Friday, September 27, 2019

A Call for the Politics of Redistribution

As part of this week's Foundations to Writing Class that I am teaching, I'd like to talk about politics and young people in a digital world by taking the case of Indonesia.

After Indonesia's Reformasi, the largest demonstration took place at capital city Jakarta on 2 December 2016. The mass movement, in which young people comprise of most of the participants, was coined as the 212 rally; directed to demand the trial of then governor Basuki Tjahja Purnama for blaspheming against Islam. It was the most massive religiously-driven mobilisation in the history of the heterogeneous, secular country, which is also the fourth largest democracy in the world.

Studies have shown that while Islamic politics featured prominently in the demonstration, it was grievances over social and economic inequality felt among large sections of the lower and middle classes that drove them to be part of the Action to Defend Islam--#aksibelaIslam. Islamic morality provided a cultural resource pool for both the political elites to mobilise during elections, as well as bind together an otherwise fragmented lower and middle class ummah. In these process of mobilisation, the role of social media was prominent. Multiple platforms were used by campaigners to inflame demonstrators.

It is with that in mind that I'd like to approach the student-led demonstration on 22 May 2019, and I'd like to begin with this excellent article at Coconuts.

Source: Coconuts.

The demonstration occurred in multiple cities across Indonesia, with an estimated 10,000 in Jakarta alone.

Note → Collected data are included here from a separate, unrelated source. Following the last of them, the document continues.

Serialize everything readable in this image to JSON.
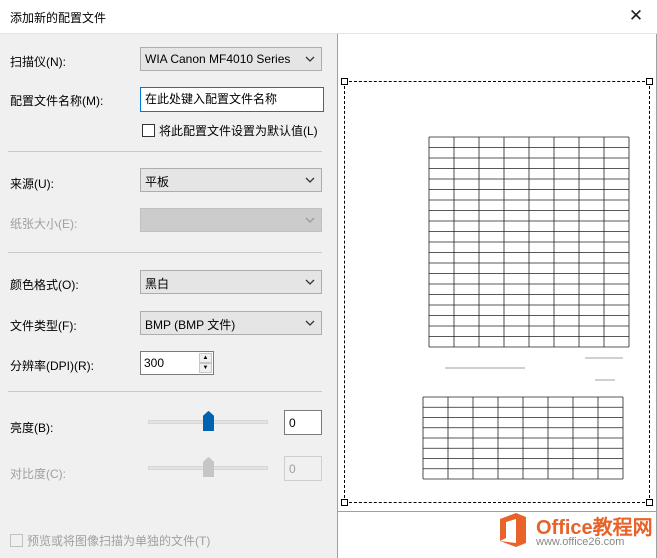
{
  "window": {
    "title": "添加新的配置文件"
  },
  "form": {
    "scanner": {
      "label": "扫描仪(N):",
      "value": "WIA Canon MF4010 Series"
    },
    "profile_name": {
      "label": "配置文件名称(M):",
      "value": "在此处键入配置文件名称"
    },
    "set_default": {
      "label": "将此配置文件设置为默认值(L)",
      "checked": false
    },
    "source": {
      "label": "来源(U):",
      "value": "平板"
    },
    "paper_size": {
      "label": "纸张大小(E):",
      "value": "",
      "disabled": true
    },
    "color_format": {
      "label": "颜色格式(O):",
      "value": "黑白"
    },
    "file_type": {
      "label": "文件类型(F):",
      "value": "BMP (BMP 文件)"
    },
    "resolution": {
      "label": "分辨率(DPI)(R):",
      "value": "300"
    },
    "brightness": {
      "label": "亮度(B):",
      "value": "0",
      "level": 0.5
    },
    "contrast": {
      "label": "对比度(C):",
      "value": "0",
      "level": 0.5,
      "disabled": true
    },
    "preview_separate": {
      "label": "预览或将图像扫描为单独的文件(T)",
      "checked": false,
      "disabled": true
    }
  },
  "watermark": {
    "title": "Office教程网",
    "url": "www.office26.com"
  },
  "icons": {
    "close": "close-icon",
    "dropdown": "chevron-down-icon",
    "office": "office-logo-icon"
  },
  "colors": {
    "accent_border": "#0078d7",
    "slider_thumb": "#0063b1",
    "watermark_orange": "#e8622a"
  }
}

Global media portray students as having a historical role in Reformasi, and that it is reminiscent of the 1998 student protest demanding then president Suharto to step down. Political analysts have argued that in 2019, a huge driver was the weakening of the Corruption Eradication Commission and criminal codes pervading the private lives of citizens, happening under president Joko Widodo's administration previously seen as an alternative to New Order elites.

While the binding agenda at the student rally demand constitutional rights that are non-discriminatory, which is starkly different from the Action to Defend Islam rally, a fundamentally common narrative is discontent towards the current political elites. Social media hashtags #ReformasiDikorupsi (Reformation is Being Corrupted) exemplifies this.

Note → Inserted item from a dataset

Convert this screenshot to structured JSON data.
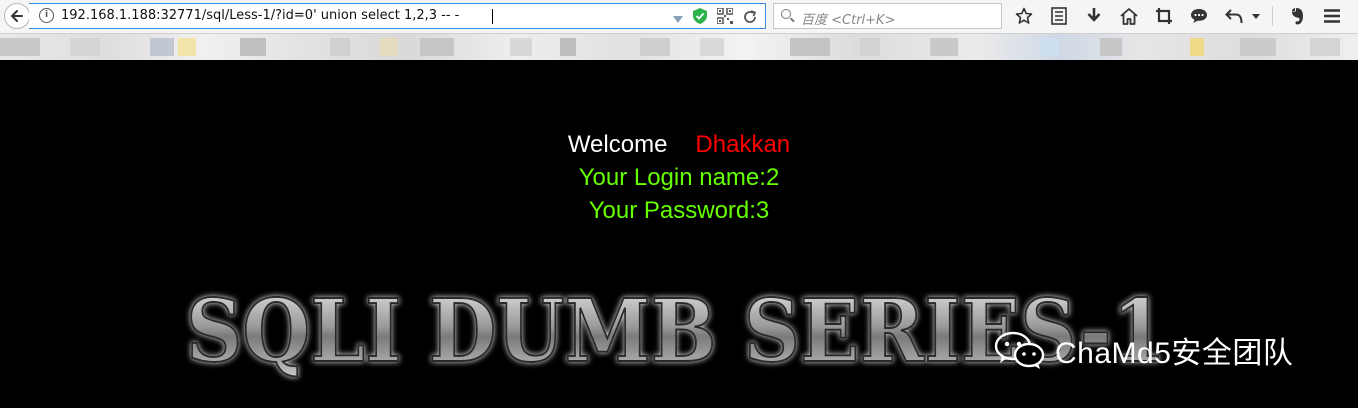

Young people born after 1980s, comprising of 40% of the total voters, are natives to the digital world. This has made the role of social media prominent in both instances. As such, they objectively have the upper hand in influencing election results, the direction of the government's policies, as well as having an ethnographic command of political trolling and/or cultural jamming. However, social media platforms have also become war zones for by buzzers and fake accounts, engineering sentiments benefiting their political purpose. Therefore, it is only with having a common agenda, such as as addressing the widening gap between the rich and the poor, that Islamic and student politics can develop a binding purpose that is shared. I would argue that, looking at these two movements, it should be less about divisive, religious or secular narratives engineered by campaigners through social media than it is about a more long lasting, common demand to spread wealth from few to many. In that, there must be a shift from the politics of representation to the politics of redistribution.

After all, in a time where our attention span has become shorter and misinformation has become abundant, having endurance is a more a necessity than a virtue.